Bundan sonra Musa döşü aldı ve sallamalık sunu olarak RAB'bin huzurunda salladı. Atanma sunusu olarak sunulan koçtan Musa'nın payına düşen buydu. Musa her şeyi RAB'bin buyurduğu gibi yaptı.
30 Mozes nam ook van de zalfolie, en van het bloed, hetwelk op het altaar was, en sprengde het op Aaron, op zijn klederen, en op zijn zonen, en op de klederen zijner zonen met hem; en hij heiligde Aaron, zijn klederen, en zijn zonen, en de klederen zijner zonen met hem.
Musa mesh yağını ve sunağın üzerindeki kanı alıp Harun'la oğullarının ve giysilerinin üzerine serpti. Böylece Harun'u, oğullarını ve giysilerini kutsal kılmış oldu.
31 En Mozes zeide tot Aaron en tot zijn zonen: Ziedt dat vlees voor de deur van de tent der samenkomst, en eet hetzelve daar, mitsgaders het brood, dat in den korf des vuloffers is; gelijk als ik geboden heb, zeggende: Aaron en zijn zonen zullen dat eten.
Sonra Harun'la oğullarına, “Eti Buluşma Çadırı'nın giriş bölümünde haşlayın” dedi, “‘Eti Harun'la oğulları yiyecek’ diye buyurmuştum. Atanma sunularının bulunduğu sepetteki ekmekle birlikte onu orada yiyin.
32 Maar het overige van het vlees en van het brood zult gij met vuur verbranden.
Etten ve ekmekten artanı yakın.
33 Ook zult gij uit de deur van de tent der samenkomst, zeven dagen, niet uitgaan, tot aan den dag, dat vervuld worden de dagen uws vuloffers; want zeven dagen zal men uw handen vullen.
Atanma günleriniz doluncaya kadar, yedi gün boyunca Buluşma Çadırı'nın giriş bölümünden ayrılmayın. Çünkü atanmanız yedi gün sürecek.
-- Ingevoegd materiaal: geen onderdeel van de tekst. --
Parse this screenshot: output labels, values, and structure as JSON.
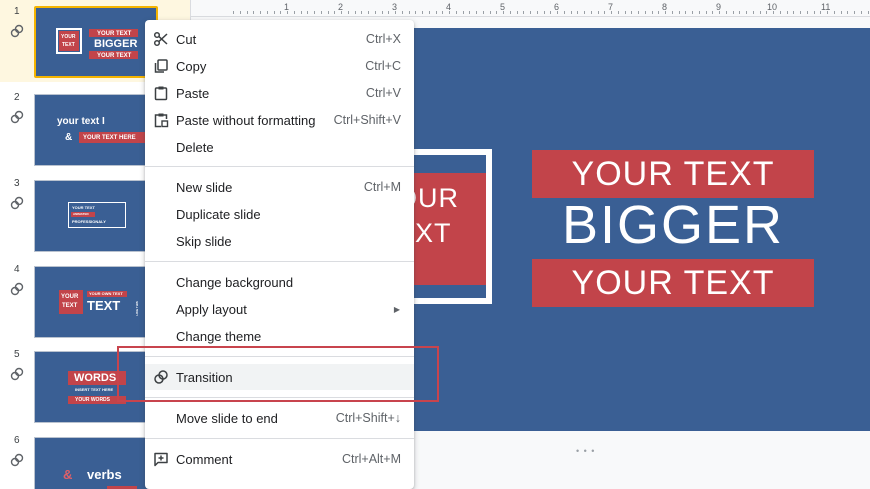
{
  "filmstrip": {
    "slides": [
      {
        "number": "1",
        "texts": [
          "YOUR",
          "TEXT",
          "YOUR TEXT",
          "BIGGER",
          "YOUR TEXT"
        ]
      },
      {
        "number": "2",
        "texts": [
          "your text I",
          "&",
          "YOUR TEXT HERE"
        ]
      },
      {
        "number": "3",
        "texts": [
          "YOUR TEXT",
          "ANIMATED",
          "PROFESSIONALY"
        ]
      },
      {
        "number": "4",
        "texts": [
          "YOUR",
          "TEXT",
          "YOUR OWN TEXT",
          "TEXT",
          "LIKE THIS"
        ]
      },
      {
        "number": "5",
        "texts": [
          "WORDS",
          "INSERT TEXT HERE",
          "YOUR WORDS"
        ]
      },
      {
        "number": "6",
        "texts": [
          "&",
          "verbs"
        ]
      }
    ]
  },
  "ruler": {
    "marks": [
      "1",
      "2",
      "3",
      "4",
      "5",
      "6",
      "7",
      "8",
      "9",
      "10",
      "11"
    ]
  },
  "slide": {
    "square_text_1": "OUR",
    "square_text_2": "EXT",
    "banner_top": "YOUR TEXT",
    "big_text": "BIGGER",
    "banner_bottom": "YOUR TEXT",
    "bg_color": "#3a5f94",
    "accent_color": "#c2444a"
  },
  "context_menu": {
    "items": [
      {
        "label": "Cut",
        "shortcut": "Ctrl+X",
        "icon": "scissors-icon"
      },
      {
        "label": "Copy",
        "shortcut": "Ctrl+C",
        "icon": "copy-icon"
      },
      {
        "label": "Paste",
        "shortcut": "Ctrl+V",
        "icon": "clipboard-icon"
      },
      {
        "label": "Paste without formatting",
        "shortcut": "Ctrl+Shift+V",
        "icon": "paste-plain-icon"
      },
      {
        "label": "Delete",
        "shortcut": "",
        "icon": ""
      },
      {
        "label": "New slide",
        "shortcut": "Ctrl+M",
        "icon": ""
      },
      {
        "label": "Duplicate slide",
        "shortcut": "",
        "icon": ""
      },
      {
        "label": "Skip slide",
        "shortcut": "",
        "icon": ""
      },
      {
        "label": "Change background",
        "shortcut": "",
        "icon": ""
      },
      {
        "label": "Apply layout",
        "shortcut": "",
        "icon": "",
        "submenu": true
      },
      {
        "label": "Change theme",
        "shortcut": "",
        "icon": ""
      },
      {
        "label": "Transition",
        "shortcut": "",
        "icon": "transition-icon",
        "highlighted": true
      },
      {
        "label": "Move slide to end",
        "shortcut": "Ctrl+Shift+↓",
        "icon": ""
      },
      {
        "label": "Comment",
        "shortcut": "Ctrl+Alt+M",
        "icon": "comment-add-icon"
      }
    ],
    "highlight_color": "#c8444d"
  }
}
34 Gelijk men gedaan heeft op dezen dag, heeft de HEERE te doen geboden, om voor u verzoening te doen.
Bugün yapılan her şeyi günahlarınızı bağışlatmak için RAB buyurdu.
35 Gij zult dan aan de deur van de tent der samenkomst blijven, dag en nacht, zeven dagen, en zult de wacht des HEEREN waarnemen, opdat gij niet sterft; want alzo is het mij geboden.
Yedi gün boyunca gece gündüz Buluşma Çadırı'nın giriş bölümünde bekleyecek, RAB'bin buyruğunu yerine getireceksiniz. Öyle ki, ölmeyesiniz. Bana böyle buyruk verildi.”
36 Aaron nu en zijn zonen deden al de dingen, die de HEERE door den dienst van Mozes geboden had.
Böylece Harun'la oğulları RAB'bin Musa aracılığıyla verdiği bütün buyrukları yerine getirdiler.